Карбальо поглядел на меня с печалью во взоре:
– Вижу, вы не верите мне. Думаете, я сочиняю.
В этот миг, словно штора отдернулась, я на кратчайший миг успел увидеть у него на лице незнакомое прежде беззащитное выражение, и эта беззащитность не была деланой. Тут меня осенило – чтобы избавиться от него раз и навсегда, достаточно сказать сейчас: «Да, Карлос, я думаю, что вы все сочиняете. Да, я вам не верю, да, я думаю, что вы меня обманываете, думаю, что вы все врете, думаю, что вы не в себе». Но я промолчал. Мою уверенность поколебали ресторан «Ла Романа» и походы на почту – о том и другом Карбальо не мог узнать из вторых рук, стороной, что называется, без прямого и тесного контакта с Эрре-Аче, а еще – и прежде всего – любопытство, ужасное любопытство, из-за которого я столько раз влипал во всякие неприятности, но уроков не извлек; любопытство к чужим жизням вообще, и в особенности – к жизням тех, кто страдает и мучается, ко всему, что творится в тайне их одиночества, что происходит, так сказать, за задернутыми шторами. Все мы живем тайной, скрытой от посторонних глаз жизнью, но вот иногда дрогнет занавеска, мелькнет движение или деяние, и мы тогда заподозрим, что там что-то происходит, причем никогда не догадаемся, чтó на самом деле так занимает нас – само это сокрытое или те невероятные усилия, которые были приложены кем-то, чтобы скрыть его от нас. И тут не имеет значения, о какой тайне идет речь (неважно, хочу сказать, банальна ли она или судьбоносна), но сохранить ее – задача труднейшая, требующая стратегического мышления и тактического мастерства, хорошей памяти и дара слова, убежденности и, разумеется, толики везения. По этой самой причине так интересна нам ложь, ибо ложь никогда не бывает идеальна и монолитна; ибо достаточно какое-то продолжительное время или с упорным и постоянным вниманием наблюдать за этой самой шторой, чтобы заметить, как она отдергивается, на краткий миг являя нашему взору то, что хотели от нас скрыть. Именно это произошло на церковной скамье, когда Карлос Карбальо понял, что я ему не верю. И я осознал тогда, вернее, инстинкт хищника подсказал мне, что одного моего слова в тот миг довольно будет, чтобы уничтожить его (или наши отношения) и навсегда отдалить от себя. И, осознав, отказался от этого намерения. Нет, не из жалости, а из любопытства. Выражусь точнее: любопытство использует наши лучшие порывы – сострадание, участие, самоотречение – для достижения своих извращенных целей.

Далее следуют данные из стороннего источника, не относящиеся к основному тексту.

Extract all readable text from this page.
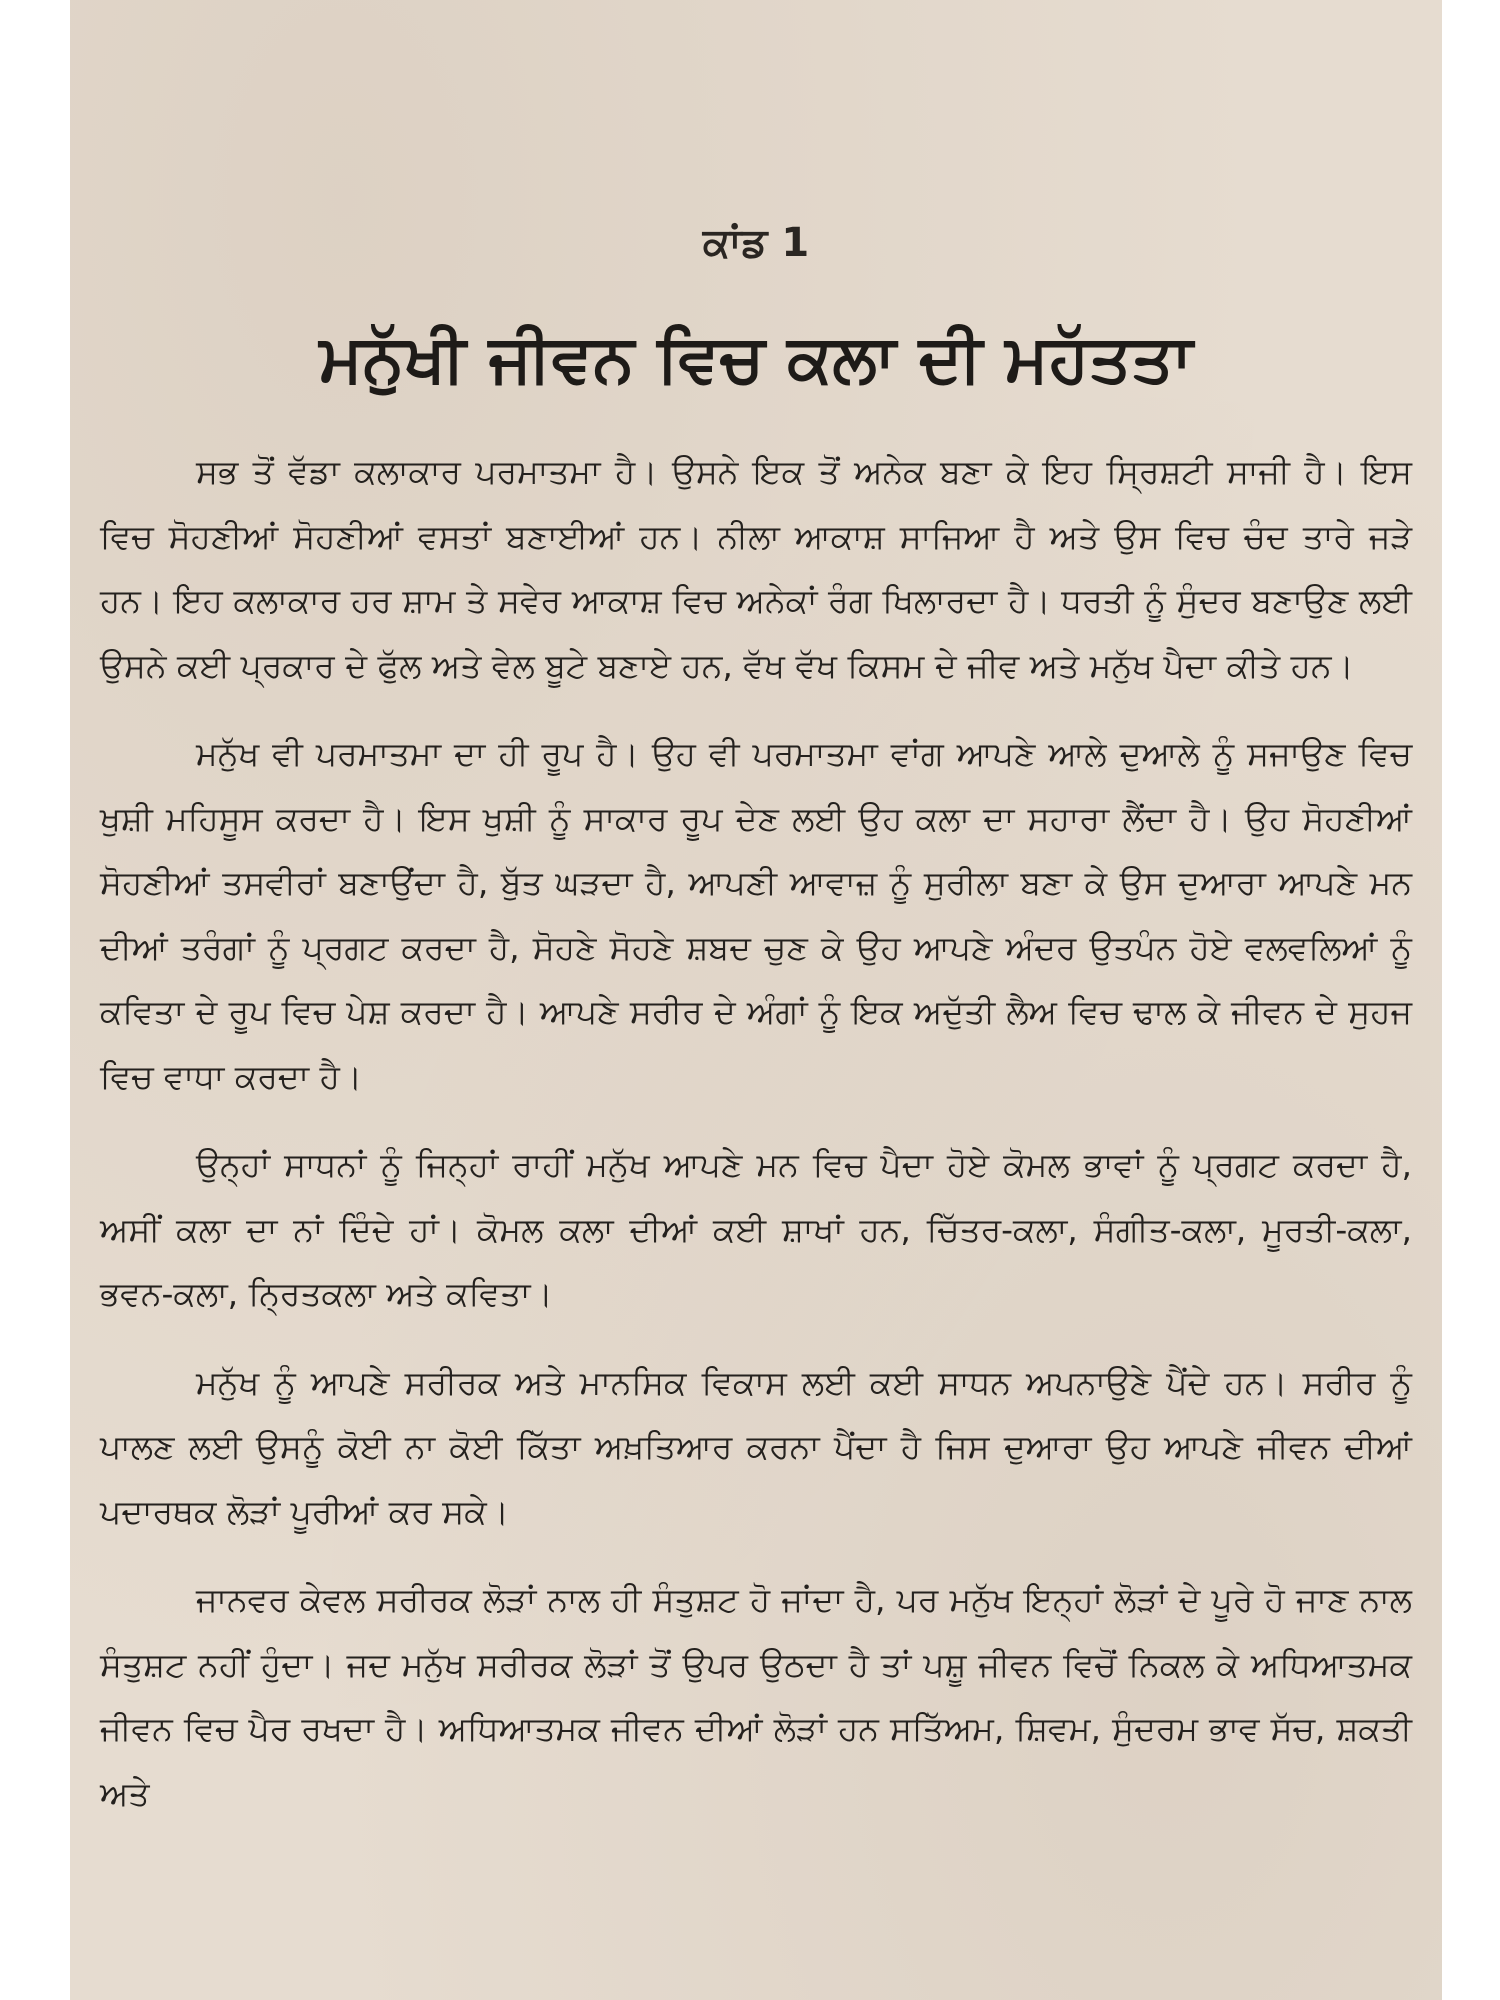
ਕਾਂਡ 1
ਮਨੁੱਖੀ ਜੀਵਨ ਵਿਚ ਕਲਾ ਦੀ ਮਹੱਤਤਾ

ਸਭ ਤੋਂ ਵੱਡਾ ਕਲਾਕਾਰ ਪਰਮਾਤਮਾ ਹੈ। ਉਸਨੇ ਇਕ ਤੋਂ ਅਨੇਕ ਬਣਾ ਕੇ ਇਹ ਸ੍ਰਿਸ਼ਟੀ ਸਾਜੀ ਹੈ। ਇਸ ਵਿਚ ਸੋਹਣੀਆਂ ਸੋਹਣੀਆਂ ਵਸਤਾਂ ਬਣਾਈਆਂ ਹਨ। ਨੀਲਾ ਆਕਾਸ਼ ਸਾਜਿਆ ਹੈ ਅਤੇ ਉਸ ਵਿਚ ਚੰਦ ਤਾਰੇ ਜੜੇ ਹਨ। ਇਹ ਕਲਾਕਾਰ ਹਰ ਸ਼ਾਮ ਤੇ ਸਵੇਰ ਆਕਾਸ਼ ਵਿਚ ਅਨੇਕਾਂ ਰੰਗ ਖਿਲਾਰਦਾ ਹੈ। ਧਰਤੀ ਨੂੰ ਸੁੰਦਰ ਬਣਾਉਣ ਲਈ ਉਸਨੇ ਕਈ ਪ੍ਰਕਾਰ ਦੇ ਫੁੱਲ ਅਤੇ ਵੇਲ ਬੂਟੇ ਬਣਾਏ ਹਨ, ਵੱਖ ਵੱਖ ਕਿਸਮ ਦੇ ਜੀਵ ਅਤੇ ਮਨੁੱਖ ਪੈਦਾ ਕੀਤੇ ਹਨ।

ਮਨੁੱਖ ਵੀ ਪਰਮਾਤਮਾ ਦਾ ਹੀ ਰੂਪ ਹੈ। ਉਹ ਵੀ ਪਰਮਾਤਮਾ ਵਾਂਗ ਆਪਣੇ ਆਲੇ ਦੁਆਲੇ ਨੂੰ ਸਜਾਉਣ ਵਿਚ ਖੁਸ਼ੀ ਮਹਿਸੂਸ ਕਰਦਾ ਹੈ। ਇਸ ਖੁਸ਼ੀ ਨੂੰ ਸਾਕਾਰ ਰੂਪ ਦੇਣ ਲਈ ਉਹ ਕਲਾ ਦਾ ਸਹਾਰਾ ਲੈਂਦਾ ਹੈ। ਉਹ ਸੋਹਣੀਆਂ ਸੋਹਣੀਆਂ ਤਸਵੀਰਾਂ ਬਣਾਉਂਦਾ ਹੈ, ਬੁੱਤ ਘੜਦਾ ਹੈ, ਆਪਣੀ ਆਵਾਜ਼ ਨੂੰ ਸੁਰੀਲਾ ਬਣਾ ਕੇ ਉਸ ਦੁਆਰਾ ਆਪਣੇ ਮਨ ਦੀਆਂ ਤਰੰਗਾਂ ਨੂੰ ਪ੍ਰਗਟ ਕਰਦਾ ਹੈ, ਸੋਹਣੇ ਸੋਹਣੇ ਸ਼ਬਦ ਚੁਣ ਕੇ ਉਹ ਆਪਣੇ ਅੰਦਰ ਉਤਪੰਨ ਹੋਏ ਵਲਵਲਿਆਂ ਨੂੰ ਕਵਿਤਾ ਦੇ ਰੂਪ ਵਿਚ ਪੇਸ਼ ਕਰਦਾ ਹੈ। ਆਪਣੇ ਸਰੀਰ ਦੇ ਅੰਗਾਂ ਨੂੰ ਇਕ ਅਦੁੱਤੀ ਲੈਅ ਵਿਚ ਢਾਲ ਕੇ ਜੀਵਨ ਦੇ ਸੁਹਜ ਵਿਚ ਵਾਧਾ ਕਰਦਾ ਹੈ।

ਉਨ੍ਹਾਂ ਸਾਧਨਾਂ ਨੂੰ ਜਿਨ੍ਹਾਂ ਰਾਹੀਂ ਮਨੁੱਖ ਆਪਣੇ ਮਨ ਵਿਚ ਪੈਦਾ ਹੋਏ ਕੋਮਲ ਭਾਵਾਂ ਨੂੰ ਪ੍ਰਗਟ ਕਰਦਾ ਹੈ, ਅਸੀਂ ਕਲਾ ਦਾ ਨਾਂ ਦਿੰਦੇ ਹਾਂ। ਕੋਮਲ ਕਲਾ ਦੀਆਂ ਕਈ ਸ਼ਾਖਾਂ ਹਨ, ਚਿੱਤਰ-ਕਲਾ, ਸੰਗੀਤ-ਕਲਾ, ਮੂਰਤੀ-ਕਲਾ, ਭਵਨ-ਕਲਾ, ਨ੍ਰਿਤਕਲਾ ਅਤੇ ਕਵਿਤਾ।

ਮਨੁੱਖ ਨੂੰ ਆਪਣੇ ਸਰੀਰਕ ਅਤੇ ਮਾਨਸਿਕ ਵਿਕਾਸ ਲਈ ਕਈ ਸਾਧਨ ਅਪਨਾਉਣੇ ਪੈਂਦੇ ਹਨ। ਸਰੀਰ ਨੂੰ ਪਾਲਣ ਲਈ ਉਸਨੂੰ ਕੋਈ ਨਾ ਕੋਈ ਕਿੱਤਾ ਅਖ਼ਤਿਆਰ ਕਰਨਾ ਪੈਂਦਾ ਹੈ ਜਿਸ ਦੁਆਰਾ ਉਹ ਆਪਣੇ ਜੀਵਨ ਦੀਆਂ ਪਦਾਰਥਕ ਲੋੜਾਂ ਪੂਰੀਆਂ ਕਰ ਸਕੇ।

ਜਾਨਵਰ ਕੇਵਲ ਸਰੀਰਕ ਲੋੜਾਂ ਨਾਲ ਹੀ ਸੰਤੁਸ਼ਟ ਹੋ ਜਾਂਦਾ ਹੈ, ਪਰ ਮਨੁੱਖ ਇਨ੍ਹਾਂ ਲੋੜਾਂ ਦੇ ਪੂਰੇ ਹੋ ਜਾਣ ਨਾਲ ਸੰਤੁਸ਼ਟ ਨਹੀਂ ਹੁੰਦਾ। ਜਦ ਮਨੁੱਖ ਸਰੀਰਕ ਲੋੜਾਂ ਤੋਂ ਉਪਰ ਉਠਦਾ ਹੈ ਤਾਂ ਪਸ਼ੂ ਜੀਵਨ ਵਿਚੋਂ ਨਿਕਲ ਕੇ ਅਧਿਆਤਮਕ ਜੀਵਨ ਵਿਚ ਪੈਰ ਰਖਦਾ ਹੈ। ਅਧਿਆਤਮਕ ਜੀਵਨ ਦੀਆਂ ਲੋੜਾਂ ਹਨ ਸਤਿੱਅਮ, ਸ਼ਿਵਮ, ਸੁੰਦਰਮ ਭਾਵ ਸੱਚ, ਸ਼ਕਤੀ ਅਤੇ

– Нет, Карлос, я так не думаю. Но постарайтесь меня понять. Я знаю Эрре-Аче уже почти десять лет. Ну, то есть знал. И писатель, которого я знал, ну никак не вписывается в образ, который вы сейчас создаете.
– Не будьте младенцем, Васкес. Неужели вы думаете, будто хорошо знали Эрре-Аче? Неужели вы считаете, что кого-то вообще можно хорошо знать?

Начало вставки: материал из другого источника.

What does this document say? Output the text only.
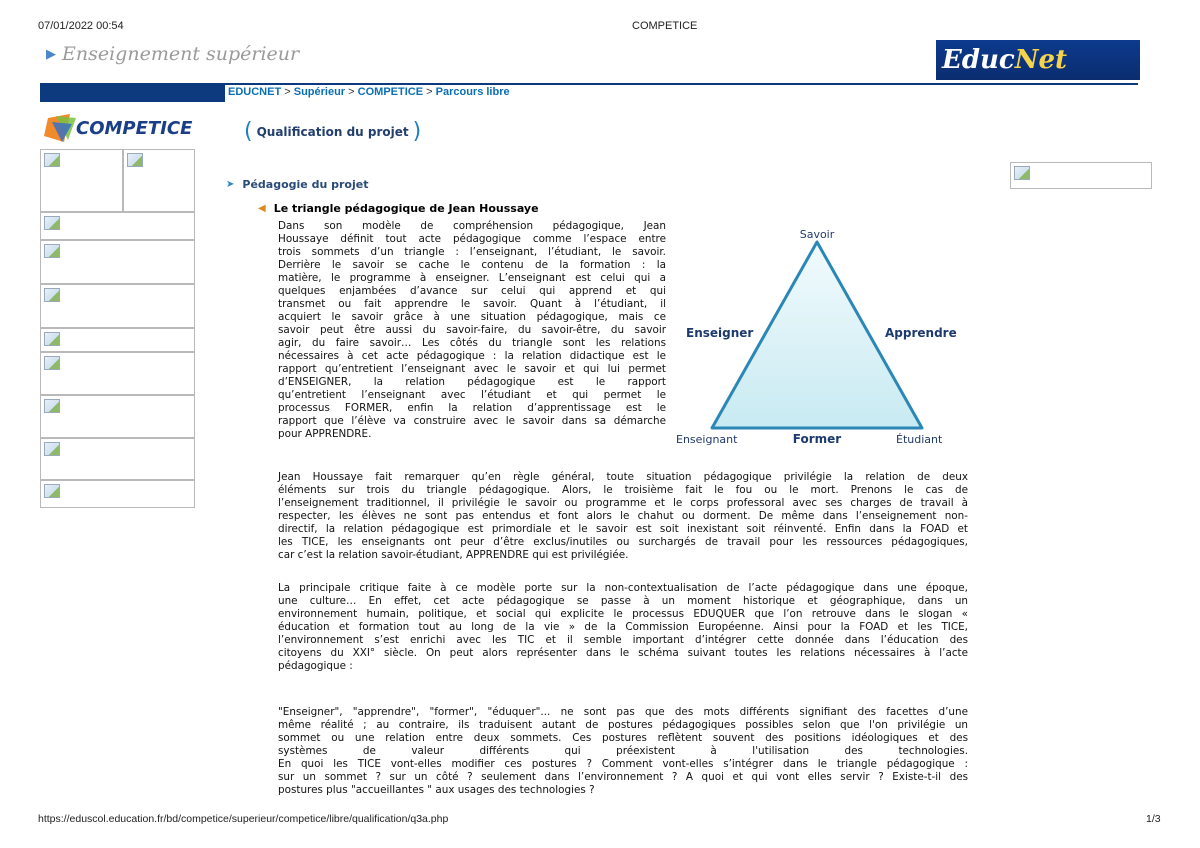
07/01/2022 00:54	COMPETICE
▶ Enseignement supérieur	Educ Net
EDUCNET > Supérieur > COMPETICE > Parcours libre
COMPETICE ( Qualification du projet )
➤ Pédagogie du projet
◀ Le triangle pédagogique de Jean Houssaye
Dans son modèle de compréhension pédagogique, Jean
Houssaye définit tout acte pédagogique comme l’espace entre
trois sommets d’un triangle : l’enseignant, l’étudiant, le savoir.
Derrière le savoir se cache le contenu de la formation : la
matière, le programme à enseigner. L’enseignant est celui qui a
quelques enjambées d’avance sur celui qui apprend et qui
transmet ou fait apprendre le savoir. Quant à l’étudiant, il
acquiert le savoir grâce à une situation pédagogique, mais ce
savoir peut être aussi du savoir-faire, du savoir-être, du savoir
agir, du faire savoir… Les côtés du triangle sont les relations
nécessaires à cet acte pédagogique : la relation didactique est le
rapport qu’entretient l’enseignant avec le savoir et qui lui permet
d’ENSEIGNER, la relation pédagogique est le rapport
qu’entretient l’enseignant avec l’étudiant et qui permet le
processus FORMER, enfin la relation d’apprentissage est le
rapport que l’élève va construire avec le savoir dans sa démarche
pour APPRENDRE.
Savoir
Enseigner	Apprendre
Enseignant	Former	Étudiant
Jean Houssaye fait remarquer qu’en règle général, toute situation pédagogique privilégie la relation de deux
éléments sur trois du triangle pédagogique. Alors, le troisième fait le fou ou le mort. Prenons le cas de
l’enseignement traditionnel, il privilégie le savoir ou programme et le corps professoral avec ses charges de travail à
respecter, les élèves ne sont pas entendus et font alors le chahut ou dorment. De même dans l’enseignement non-
directif, la relation pédagogique est primordiale et le savoir est soit inexistant soit réinventé. Enfin dans la FOAD et
les TICE, les enseignants ont peur d’être exclus/inutiles ou surchargés de travail pour les ressources pédagogiques,
car c’est la relation savoir-étudiant, APPRENDRE qui est privilégiée.
La principale critique faite à ce modèle porte sur la non-contextualisation de l’acte pédagogique dans une époque,
une culture… En effet, cet acte pédagogique se passe à un moment historique et géographique, dans un
environnement humain, politique, et social qui explicite le processus EDUQUER que l’on retrouve dans le slogan «
éducation et formation tout au long de la vie » de la Commission Européenne. Ainsi pour la FOAD et les TICE,
l’environnement s’est enrichi avec les TIC et il semble important d’intégrer cette donnée dans l’éducation des
citoyens du XXI° siècle. On peut alors représenter dans le schéma suivant toutes les relations nécessaires à l’acte
pédagogique :
"Enseigner", "apprendre", "former", "éduquer"... ne sont pas que des mots différents signifiant des facettes d’une
même réalité ; au contraire, ils traduisent autant de postures pédagogiques possibles selon que l'on privilégie un
sommet ou une relation entre deux sommets. Ces postures reflètent souvent des positions idéologiques et des
systèmes de valeur différents qui préexistent à l'utilisation des technologies.
En quoi les TICE vont-elles modifier ces postures ? Comment vont-elles s’intégrer dans le triangle pédagogique :
sur un sommet ? sur un côté ? seulement dans l’environnement ? A quoi et qui vont elles servir ? Existe-t-il des
postures plus "accueillantes " aux usages des technologies ?
https://eduscol.education.fr/bd/competice/superieur/competice/libre/qualification/q3a.php	1/3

– Можно знать – в достаточной мере.
– Как будто у каждого из нас – только один лик, – сказал Карбальо. – Как будто мир устроен не стократ сложнее, чем нам это представляется.
– Может быть, – ответил я. – Но не настолько. Не настолько, чтобы принять поручение от незнакомого человека посреди Седьмой карреры. Не настолько, чтобы превратить последние месяцы своей жизни в бред.
– А если это был никакой не бред? А что, если предложение исходило не от незнакомого?
– Не понимаю. Вы ведь не были знакомы с Эрре-Аче, когда обратились к нему с этим проектом. Вы ведь только что рассказали мне, как было дело.
Не знаю, как я загодя не почувствовал приближение этого. И сейчас, вспоминая и стараясь описать эту сцену, случившуюся столько лет назад, я удивляюсь точно так же, как тогда, и задаю себе тот же вопрос: как я мог не догадаться? Как не увидел эти внятные сигналы? Помню, что смотрел тогда на дверь и заметил, что дождь прекратился, и мое тело, словно откликаясь на то, чего хотели от него, перестало мерзнуть. Разумеется, – подумал я, – разумеется, эта встреча не случайна, разумеется, Карлос Карбальо знал, что встретит меня здесь, на заупокойной мессе по моему другу. Ну, или хоть и не был полностью уверен, знал, что шансы высоки, и решил попытать судьбу, и судьба оказалась к нему благосклонна.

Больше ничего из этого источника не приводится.